Right now the only solution I see is to ungroup and remove one disk at a time but it takes forever with leveling and all.

Another thing I have been wondering about; is the array protected during leveling or will a disk failure during leveling destroy the whole group?

7 REPLIES 7
IBaltay
Honored Contributor

Re: Identifying faulty disk on EVA4000

Hi,
there could be
a) media errors (block reallocation within the disk)
b) mechanical errors (servo, positioning)
c) port interface errors (loop failures)
d) SMART (prediction - spindles, arms, headers, platters)

When a controller puts FC loop in a failed state due to excessive port errors, the other controller also puts the same loop in a failed state to prevent the access to occur over the properly functioning loop.

Disk errors related to loop failures can impact other disks and controller operation. Failures affecting one port also affect other disks and can be detected and reported by any device â downstreamâ from
the problem.

There is a special functionality in Webes/IRS/RSP - call-out/notification rules to the HP HW teams for the proactive disk replacement. This should be kept strict not to wait until the controller log shows the disk in a failed state and thus risk the double disk failure in the same Disk group/same RSS. Usualy during the failure the controller does the ungroup of the disk (migrate all its data to other disks in the disk group). Once the disk is ungrouped/data migrated, another disk failure will be only a 1 disk failure in the Disk group.

Yes there is the Disk group function of the disk protection to reserve the free virtual space for the automaticaly/manual addition to the disk group when needed in the emmergency situations.
Single disk protection means the capacity of 2 virtual spare drives, Double disk protection means the capacity of 4 virtual spare drives, so avoid to use NONE here in your production.
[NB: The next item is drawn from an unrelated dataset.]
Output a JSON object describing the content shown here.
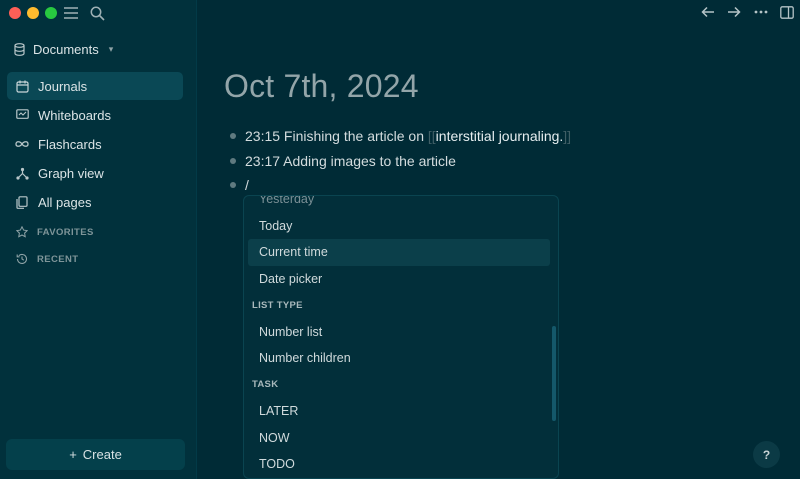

the pain is one part of the reality
R.ob
Occasional Advisor

Re: Identifying faulty disk on EVA4000

Maybe I was unclear. We are having problems on the FC loop generating all kind of errors because of one disk in the cabinet that probably is bad, although none is failed in the EVA.

Is there an easy way to determine which disk it is or do I have to ungroup and remove one disk at a time until problems clear? This is the way I have had to do it before since almost every disk in the box generates errors right now because of garbage in the loop.

IBaltay
Honored Contributor

Re: Identifying faulty disk on EVA4000

Hi,
if there is an excessive number of port problems on the loop, HP support could be called to run the special loop test (FCLX).
the pain is one part of the reality
Víctor Cespón
Honored Contributor
Solution

Re: Identifying faulty disk on EVA4000

R.ob you need to look at two things:

1) The "missing data" events are always on the same loop?

2) Are there any disk giving "SCSI parity error?

If all disks give "missing data", on the same loop, and there are no "SCSI parity error" it's the I/O module.

Get the log checked by some with experience on HP.
R.ob
Occasional Advisor

Re: Identifying faulty disk on EVA4000

That makes sense. There are no parity errors and just now I got one "A drive enclosure transceiver error has been detected" error as well.

So I´ll try to replace to cable tonight and we´ll see.

/Rob
R.ob
Occasional Advisor

Re: Identifying faulty disk on EVA4000

Yes!

I changed the cable for the loop and no errors since.

Thanks a bunch for the help. Weekend saved!

/Rob
R.ob
Occasional Advisor

Re: Identifying faulty disk on EVA4000

Closing thread.